I explained nicely that I couldn’t refund the item due to health and hygiene.
He screamed and shouted at me and then threw the boxed ( thank fuck ) vibrator at my face which smacked me full on the eye .
He stormed out and I had to call the police , the police officer turned up and it was an old school friend . I had to explain I’d been assaulted with a sex toy . She just about kept a straight face .
He was later arrested as apparently he had form so things like that , and barred from the shop .

IsobelRae23 · 26/07/2019 18:46

I was working a part time job whilst at university, and we received a bomb threat. Being on customer services I had to announce ‘this is a customer announcement, please can you leave you items where they are and evacuate immediately, as we have received a bomb threat’

I expected ‘agghhhhhhh’ and running for the exits. Instead I got ‘well can I just pay for these 10 items?’ Off approx 15 customers. I was not professional because I replied ‘you can do what you want with them, but I’m going’. Thankfully it was a hoax.

ivykaty44 · 26/07/2019 18:50

I was working in a pub, man at the bar having a drink is complaining that the traffic wardens are victimising him as they are actually waiting for him to park on double yellow lines and when they see him do that they give him s ticket, the other day he parked on the zebra crossing and they gave him a ticket. This chap has had enough so he went to the council to complain about this victimisation & they refuse point blank to stop it.....

Afternooninthepark · 26/07/2019 18:52

When I was younger, we went to a restaurant to celebrate my grandad’s birthday. For dessert I had some sort of peach melba/creamy dessert. I took a few spoonfuls and declared that I wasn’t going to finish it as the cream tasted off. When the waitress came over to collect the dishes, she asked if we enjoyed our food. My dad mentioned that I thought the cream was off on my peach melba. With that she picked up a spoon and took several mouthfuls of my half eaten dessert. She then proclaimed I was being fussy and there was nothing wrong with it!!

StillNumb · 26/07/2019 19:02

This didn't happen to me, but friend of DD's worked in an upmarket department store. They had a male customer who came in and asked to use the women's changing rooms to try on an expensive silk dress. Staff said fine as it was individual cubicles etc (this was about 8 years ago). Later found that this person had w**d on the dress. They were banned from the store.

StillNumb · 26/07/2019 19:04

Also loads of incidents of customers trying to walk out carrying a designer bag or sunglasses, complete with security tag. If they were challenged they would say they were just trying and forgot.

namechangeninjaevervigilant · 26/07/2019 19:06

I work with young people some of whom are on the wrong side of the law.

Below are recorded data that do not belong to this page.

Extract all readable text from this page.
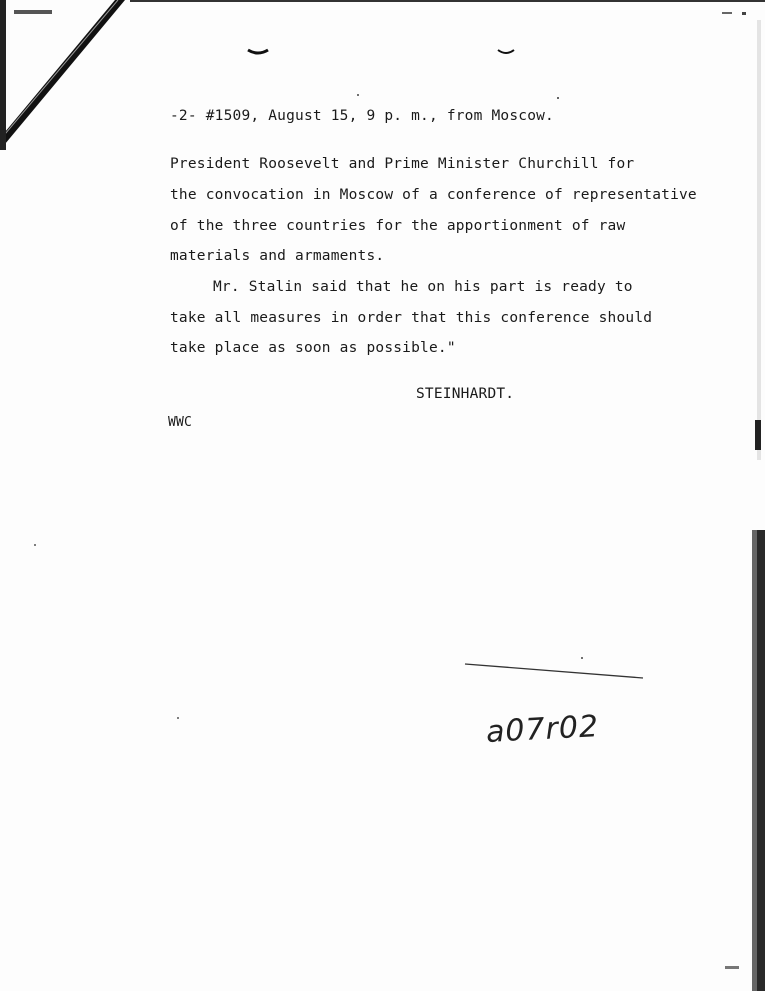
-2- #1509, August 15, 9 p. m., from Moscow.
President Roosevelt and Prime Minister Churchill for
the convocation in Moscow of a conference of representative
of the three countries for the apportionment of raw
materials and armaments.
Mr. Stalin said that he on his part is ready to
take all measures in order that this conference should
take place as soon as possible."
STEINHARDT.
WWC
a07r02
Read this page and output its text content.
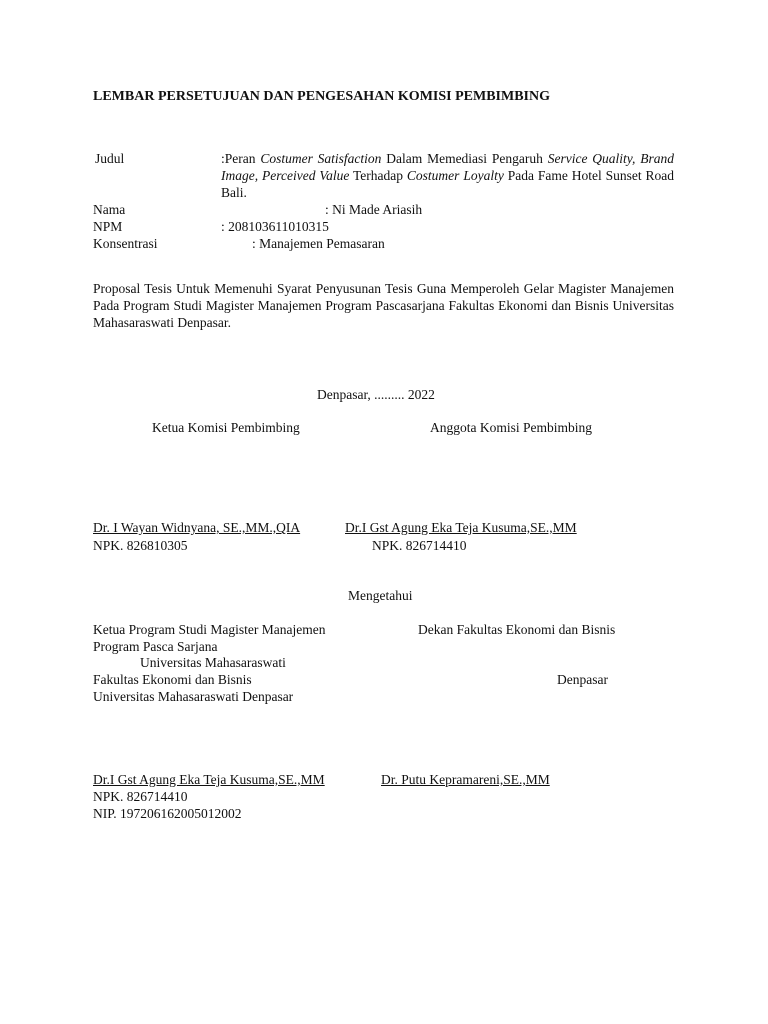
LEMBAR PERSETUJUAN DAN PENGESAHAN KOMISI PEMBIMBING
Judul	:Peran Costumer Satisfaction Dalam Memediasi Pengaruh Service Quality, Brand Image, Perceived Value Terhadap Costumer Loyalty Pada Fame Hotel Sunset Road Bali.
Nama	: Ni Made Ariasih
NPM	: 208103611010315
Konsentrasi	: Manajemen Pemasaran
Proposal Tesis Untuk Memenuhi Syarat Penyusunan Tesis Guna Memperoleh Gelar Magister Manajemen Pada Program Studi Magister Manajemen Program Pascasarjana Fakultas Ekonomi dan Bisnis Universitas Mahasaraswati Denpasar.
Denpasar, ......... 2022
Ketua Komisi Pembimbing	Anggota Komisi Pembimbing
Dr. I Wayan Widnyana, SE.,MM.,QIA	Dr.I Gst Agung Eka Teja Kusuma,SE.,MM
NPK. 826810305	NPK. 826714410
Mengetahui
Ketua Program Studi Magister Manajemen	Dekan Fakultas Ekonomi dan Bisnis
Program Pasca Sarjana
Universitas Mahasaraswati
Fakultas Ekonomi dan Bisnis	Denpasar
Universitas Mahasaraswati Denpasar
Dr.I Gst Agung Eka Teja Kusuma,SE.,MM	Dr. Putu Kepramareni,SE.,MM
NPK. 826714410
NIP. 197206162005012002
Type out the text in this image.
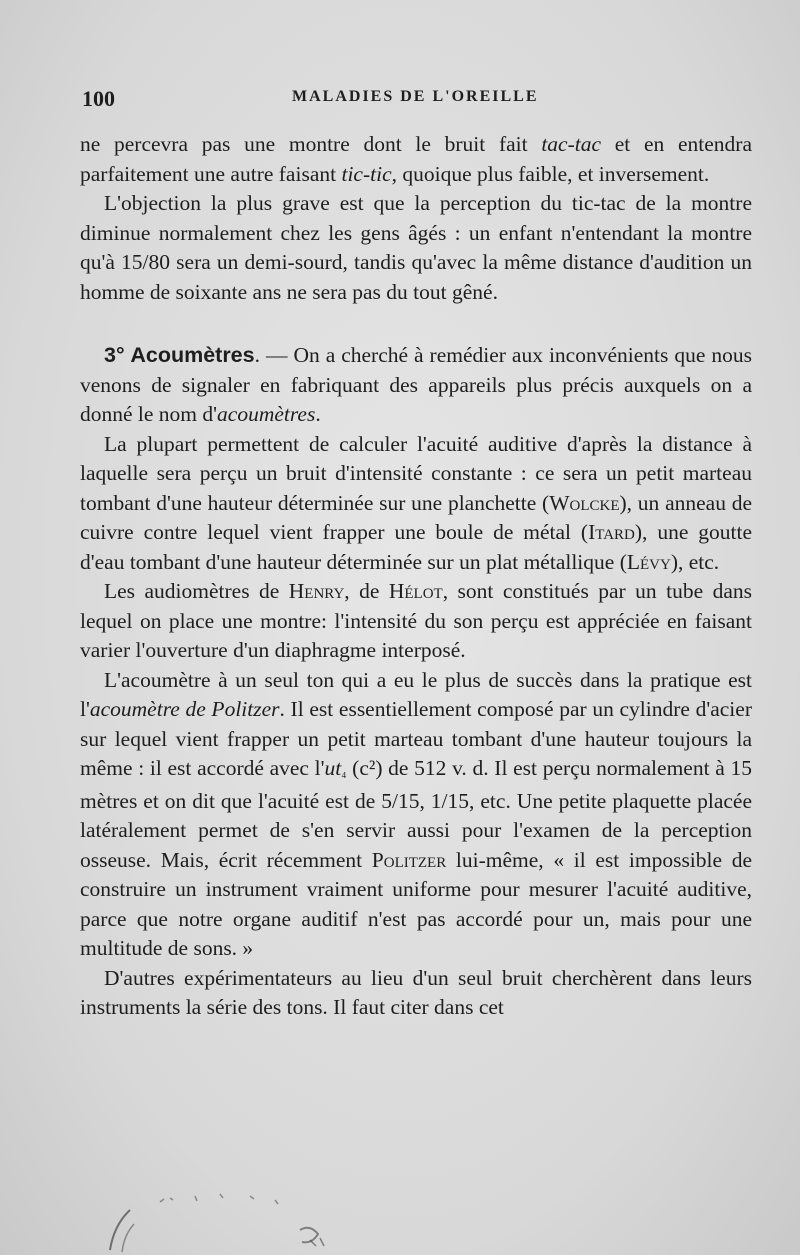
100	MALADIES DE L'OREILLE

ne percevra pas une montre dont le bruit fait tac-tac et en entendra parfaitement une autre faisant tic-tic, quoique plus faible, et inversement.

L'objection la plus grave est que la perception du tic-tac de la montre diminue normalement chez les gens âgés : un enfant n'entendant la montre qu'à 15/80 sera un demi-sourd, tandis qu'avec la même distance d'audition un homme de soixante ans ne sera pas du tout gêné.

3° Acoumètres. — On a cherché à remédier aux inconvénients que nous venons de signaler en fabriquant des appareils plus précis auxquels on a donné le nom d'acoumètres.

La plupart permettent de calculer l'acuité auditive d'après la distance à laquelle sera perçu un bruit d'intensité constante : ce sera un petit marteau tombant d'une hauteur déterminée sur une planchette (Wolcke), un anneau de cuivre contre lequel vient frapper une boule de métal (Itard), une goutte d'eau tombant d'une hauteur déterminée sur un plat métallique (Lévy), etc.

Les audiomètres de Henry, de Hélot, sont constitués par un tube dans lequel on place une montre: l'intensité du son perçu est appréciée en faisant varier l'ouverture d'un diaphragme interposé.

L'acoumètre à un seul ton qui a eu le plus de succès dans la pratique est l'acoumètre de Politzer. Il est essentiellement composé par un cylindre d'acier sur lequel vient frapper un petit marteau tombant d'une hauteur toujours la même : il est accordé avec l'ut₄ (c²) de 512 v. d. Il est perçu normalement à 15 mètres et on dit que l'acuité est de 5/15, 1/15, etc. Une petite plaquette placée latéralement permet de s'en servir aussi pour l'examen de la perception osseuse. Mais, écrit récemment Politzer lui-même, « il est impossible de construire un instrument vraiment uniforme pour mesurer l'acuité auditive, parce que notre organe auditif n'est pas accordé pour un, mais pour une multitude de sons. »

D'autres expérimentateurs au lieu d'un seul bruit cherchèrent dans leurs instruments la série des tons. Il faut citer dans cet
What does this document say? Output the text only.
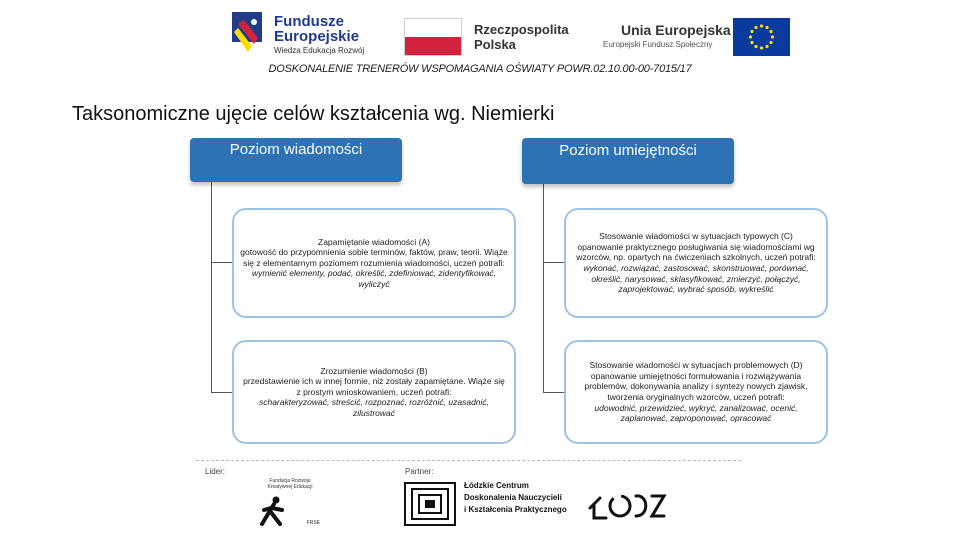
Fundusze
Europejskie
Wiedza Edukacja Rozwój
Rzeczpospolita
Polska
Unia Europejska
Europejski Fundusz Społeczny
DOSKONALENIE TRENERÓW WSPOMAGANIA OŚWIATY POWR.02.10.00-00-7015/17
Taksonomiczne ujęcie celów kształcenia wg. Niemierki
Poziom wiadomości	Poziom umiejętności
Zapamiętanie wiadomości (A)
gotowość do przypomnienia sobie terminów, faktów, praw, teorii. Wiąże się z elementarnym poziomem rozumienia wiadomości, uczeń potrafi:
wymienić elementy, podać, określić, zdefiniować, zidentyfikować, wyliczyć
Zrozumienie wiadomości (B)
przedstawienie ich w innej formie, niż zostały zapamiętane. Wiąże się z prostym wnioskowaniem, uczeń potrafi:
scharakteryzować, streścić, rozpoznać, rozróżnić, uzasadnić, zilustrować
Stosowanie wiadomości w sytuacjach typowych (C)
opanowanie praktycznego posługiwania się wiadomościami wg wzorców, np. opartych na ćwiczeniach szkolnych, uczeń potrafi:
wykonać, rozwiązać, zastosować, skonstruować, porównać, określić, narysować, sklasyfikować, zmierzyć, połączyć, zaprojektować, wybrać sposób, wykreślić
Stosowanie wiadomości w sytuacjach problemowych (D)
opanowanie umiejętności formułowania i rozwiązywania problemów, dokonywania analizy i syntezy nowych zjawisk, tworzenia oryginalnych wzorców, uczeń potrafi:
udowodnić, przewidzieć, wykryć, zanalizować, ocenić, zaplanować, zaproponować, opracować
Lider:	Partner:
Fundacja Rozwoju Kreatywnej Edukacji
FRSE
Łódzkie Centrum
Doskonalenia Nauczycieli
i Kształcenia Praktycznego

I had one young man tell me all about his foolproof method of shoplifting from the local convenience store. In order to make friends at his new college he taught several of his tutor group this brilliant method. A couple of weeks later he complained that the security guards at the shop were unfairly following him and his mates when they entered the store.

Another young man was outlining his plans to make a load of money by hotwiring and stealing motorbikes. He earnestly told me that the only drawbacks were that he didn’t know how to hotwire a motorbike, he didn’t know how to ride a motorbike and he didn’t know anyone who would buy a stolen motorbike. Apart from these minor flaws it was money in the bank.
I pointed out that another flaw was that he could well end up back in prison if he got caught stealing motorbikes. He looked at me with immense scorn and told me ‘I ain’t no stupid criminal. I don’t steal bikes from 5 minutes away, I steal bikes from 10 minutes away because I is a smart criminal.’